Bode, P. K., et al. (2011). “MAGEC2 is a sensitive and novel marker for seminoma: a tissue microarray analysis of 325 testicular germ cell tumors.” Mod Pathol 24(6): 829-835. PubMed
Melanoma-associated gene C2 (MAGEC2) is a recently identified cancer testis antigen expressed in normal testicular and placental tissue. It has been detected in some human carcinomas, but its expression in primary testicular germ cell tumors is unknown. Immunohistochemistry was used to study MAGEC2 protein in 325 primary testicular germ cell tumors, including 94 mixed germ cell tumors. Seminomatous and non-seminomatous components were separately arranged and evaluated on tissue microarrays. MAGEC2 expression was compared with POU5F1 (OCT3/4), SOX2, SOX17, KIT and TNFRSF8 (CD30). The mouse monoclonal anti-MAGEC2 antibody (clone LX-CT10.5) revealed a nuclear MAGEC2 expression with little or no background staining. MAGEC2 expression was found in 238 of 254 seminomas (94%), but not in embryonal carcinomas (n=89). POU5F1 (OCT3/4) was positive in 97% of seminomas and all embryonal carcinomas. In contrast, KIT was positive in 94% of seminoma but also in 8% of embryonal carcinomas. TNFRSF8 (CD30) and SOX2 were negative in seminoma and positive in embryonal carcinoma (96 and 90%, respectively). SOX17 was positive in 94% of seminoma and negative in embryonal carcinoma. We conclude that MAGEC2 allows a reliable distinction of seminoma from embryonal carcinomas. Therefore, MAGEC2 represents an additional tool for the differential diagnosis of testicular germ cell tumors.
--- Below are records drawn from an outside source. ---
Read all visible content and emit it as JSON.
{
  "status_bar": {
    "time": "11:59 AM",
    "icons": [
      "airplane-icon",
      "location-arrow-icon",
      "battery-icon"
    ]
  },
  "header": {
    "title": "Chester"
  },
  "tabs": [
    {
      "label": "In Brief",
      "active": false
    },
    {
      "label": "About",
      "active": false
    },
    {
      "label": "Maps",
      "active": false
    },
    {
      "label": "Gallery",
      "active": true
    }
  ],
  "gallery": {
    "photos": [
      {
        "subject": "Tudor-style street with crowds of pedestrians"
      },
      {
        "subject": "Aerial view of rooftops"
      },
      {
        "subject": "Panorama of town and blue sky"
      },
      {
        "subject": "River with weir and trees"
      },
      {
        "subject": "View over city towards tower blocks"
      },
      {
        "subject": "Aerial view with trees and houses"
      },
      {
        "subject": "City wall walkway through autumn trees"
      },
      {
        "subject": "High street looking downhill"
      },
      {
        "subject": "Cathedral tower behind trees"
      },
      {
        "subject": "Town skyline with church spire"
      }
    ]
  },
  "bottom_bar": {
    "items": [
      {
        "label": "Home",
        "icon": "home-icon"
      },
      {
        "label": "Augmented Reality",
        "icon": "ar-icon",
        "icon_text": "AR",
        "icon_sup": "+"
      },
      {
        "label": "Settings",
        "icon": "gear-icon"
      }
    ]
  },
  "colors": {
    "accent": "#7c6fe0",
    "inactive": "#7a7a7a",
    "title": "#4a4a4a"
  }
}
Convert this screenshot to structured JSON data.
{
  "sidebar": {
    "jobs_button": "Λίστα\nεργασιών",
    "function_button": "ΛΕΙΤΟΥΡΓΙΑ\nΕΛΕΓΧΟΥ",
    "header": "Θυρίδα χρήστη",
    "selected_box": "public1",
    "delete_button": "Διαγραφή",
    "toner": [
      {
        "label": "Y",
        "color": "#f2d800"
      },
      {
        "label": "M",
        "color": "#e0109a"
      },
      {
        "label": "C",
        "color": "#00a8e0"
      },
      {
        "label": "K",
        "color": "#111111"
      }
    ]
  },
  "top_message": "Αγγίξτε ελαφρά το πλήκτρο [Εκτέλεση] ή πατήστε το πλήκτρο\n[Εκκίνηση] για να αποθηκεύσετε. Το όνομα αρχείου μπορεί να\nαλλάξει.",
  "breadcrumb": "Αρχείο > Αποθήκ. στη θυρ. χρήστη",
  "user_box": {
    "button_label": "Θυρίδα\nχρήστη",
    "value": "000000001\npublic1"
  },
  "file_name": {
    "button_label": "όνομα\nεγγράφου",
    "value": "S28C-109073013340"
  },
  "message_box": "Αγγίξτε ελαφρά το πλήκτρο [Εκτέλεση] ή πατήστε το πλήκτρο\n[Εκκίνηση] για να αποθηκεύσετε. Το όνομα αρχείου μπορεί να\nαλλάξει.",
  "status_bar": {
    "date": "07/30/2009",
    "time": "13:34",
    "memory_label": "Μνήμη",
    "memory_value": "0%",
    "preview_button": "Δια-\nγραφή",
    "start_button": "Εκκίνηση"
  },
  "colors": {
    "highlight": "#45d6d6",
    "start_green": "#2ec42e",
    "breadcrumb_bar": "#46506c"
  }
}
Zhuang, R., et al. (2006). “Generation of monoclonal antibodies to cancer/testis (CT) antigen CT10/MAGE-C2.” Cancer Immun 6: 7. PubMed
CT10/MAGE-C2 is a recently identified antigen that, typically of cancer/testis (CT) antigens, can be found in various malignant tumors and in normal adult testis. As with many other CT antigens, our knowledge is based mainly on mRNA expression data. In the present study, we describe the generation of mAbs to CT10/MAGE-C2 for the analysis of its protein expression. Newly generated clones were chosen based on their reactivity in ELISA, immunoblotting, and immunohistochemistry (IHC). Emphasis was put on the reactivity of newly generated reagents on formalin-fixed, paraffin-embedded tissue to ensure their applicability to archival material. Eventually we selected two clones, LX-CT10.5 and LX-CT10.9, that showed intense reactivity to CT10/MAGE-C2 protein and CT10/MAGE-C2 mRNA-positive cell lines, but no cross-reactivity with other CT antigens. Both mAbs show superior staining characteristics in IHC and are applicable to frozen and paraffin sections. In testis, CT10/MAGE-C2 displays the typical CT pattern with regard to staining of germ cells, which is intense during the early maturation stages. In tumors, we analyzed a limited number of cases displaying the typical heterogeneous CT expression pattern. Interestingly, immunoreactivity was seen solely in the nucleus: No staining was seen in the cytoplasm of tumor cells.